1. For the soup: Melt the butter in a large stockpot or Dutch oven over medium-high heat; add the sliced onions and 1/2 tsp salt and stir to coat the onions thoroughly with butter. Cook, stirring frequently, until the onions are reduced and syrupy and the inside of the pot is coated with a very deep brown crust, 30-35 minutes. Stir in the chicken and beef broths, red wine, parsley, thyme, and bay leaf, scraping the pot bottom with a wooden spoon to loosen the browned bits and bring to a simmer. Simmer to blend the flavors about 20 minutes and discard the herbs. Stir in the balsamic vinegar and adjust the seasonings with salt and pepper.

  • 2. For the Crusts: Adjust an oven rack to the upper-middle position; heat the broiler. Set heat-safe soup bowls or crocks on a baking sheet; fill each with about 1 1/2 Cups of soup. Top each bowl with 2 baguette slices and divide the Swiss cheese slices, placing them in a single layer, if possible, on the the bread. Sprinkle with about 2 Tbsp grated Asiago and broil until well browned and bubbly, about 10 minutes (*I found 3 minutes to be perfectly adequate, watch it).

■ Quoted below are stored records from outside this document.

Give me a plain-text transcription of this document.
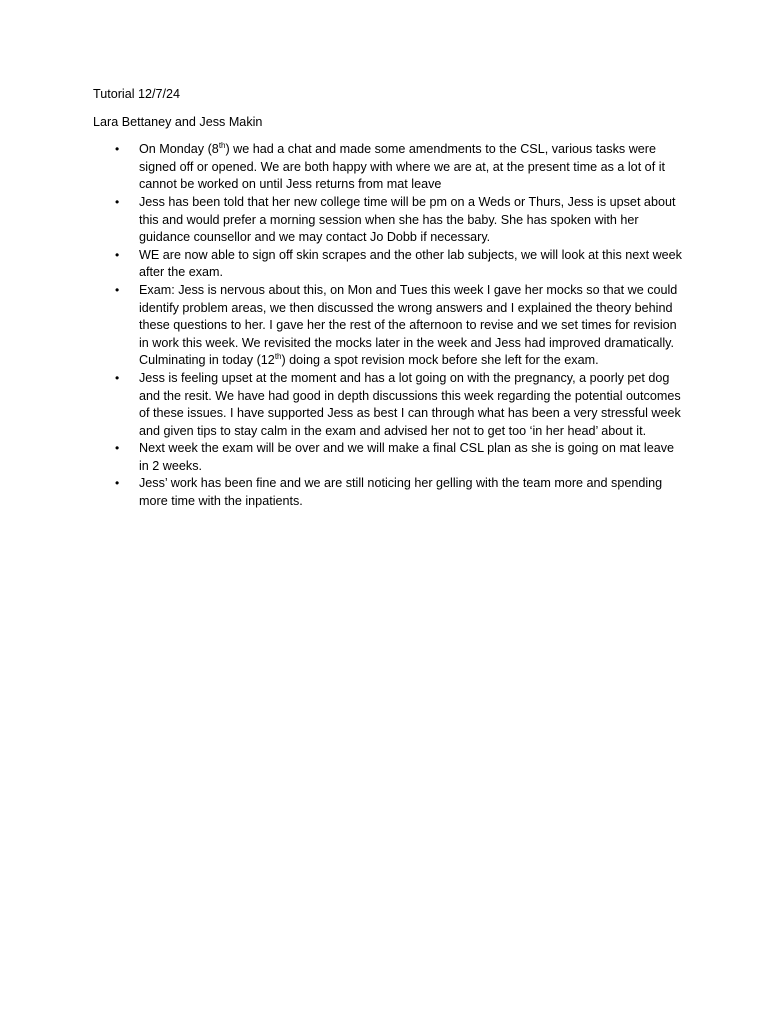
Tutorial 12/7/24

Lara Bettaney and Jess Makin

•	On Monday (8th) we had a chat and made some amendments to the CSL, various tasks were signed off or opened. We are both happy with where we are at, at the present time as a lot of it cannot be worked on until Jess returns from mat leave
•	Jess has been told that her new college time will be pm on a Weds or Thurs, Jess is upset about this and would prefer a morning session when she has the baby. She has spoken with her guidance counsellor and we may contact Jo Dobb if necessary.
•	WE are now able to sign off skin scrapes and the other lab subjects, we will look at this next week after the exam.
•	Exam: Jess is nervous about this, on Mon and Tues this week I gave her mocks so that we could identify problem areas, we then discussed the wrong answers and I explained the theory behind these questions to her. I gave her the rest of the afternoon to revise and we set times for revision in work this week. We revisited the mocks later in the week and Jess had improved dramatically. Culminating in today (12th) doing a spot revision mock before she left for the exam.
•	Jess is feeling upset at the moment and has a lot going on with the pregnancy, a poorly pet dog and the resit. We have had good in depth discussions this week regarding the potential outcomes of these issues. I have supported Jess as best I can through what has been a very stressful week and given tips to stay calm in the exam and advised her not to get too ‘in her head’ about it.
•	Next week the exam will be over and we will make a final CSL plan as she is going on mat leave in 2 weeks.
•	Jess’ work has been fine and we are still noticing her gelling with the team more and spending more time with the inpatients.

Cool 5 minutes and serve.


Bruce Young said...

Sounds yummy.

Tu sais que j'aime beaucoup tout ce qui est francais, y compris les aliments.

(For a translation, go to and paste in the French.)

older singer said...

It's not what you cook, it's what you wear when you're cooking it.
And don't forget the traditional valentine's decorations:
one of those chocolate striped cookies with a hole in the middle, two gummy or jelly hearts, one skewer. Put hearts over cookie hole, spear them together with the skewer, arrange in a vase with other candy flowers--such as those made by putting two chocolate kisses together bottom sides touching, wrapping the "rosebud" in red saran wrap, then covering the "stem" (another skewer?) with green floral tape.
It's actually a cute little arrangement.

Factotum said...

I'll keep that in mind--exactly what should one wear when you cook French cuisine?

older singer said...

You can borrow my French Maid costume.

Anonymous said...

Are you having fun at Disneyworld?

waiting patiently said...

According to my sources, you are home from Florida and have not yet posted photographs nor your longish critique of My Name is Asher Lev. When might we expect those things?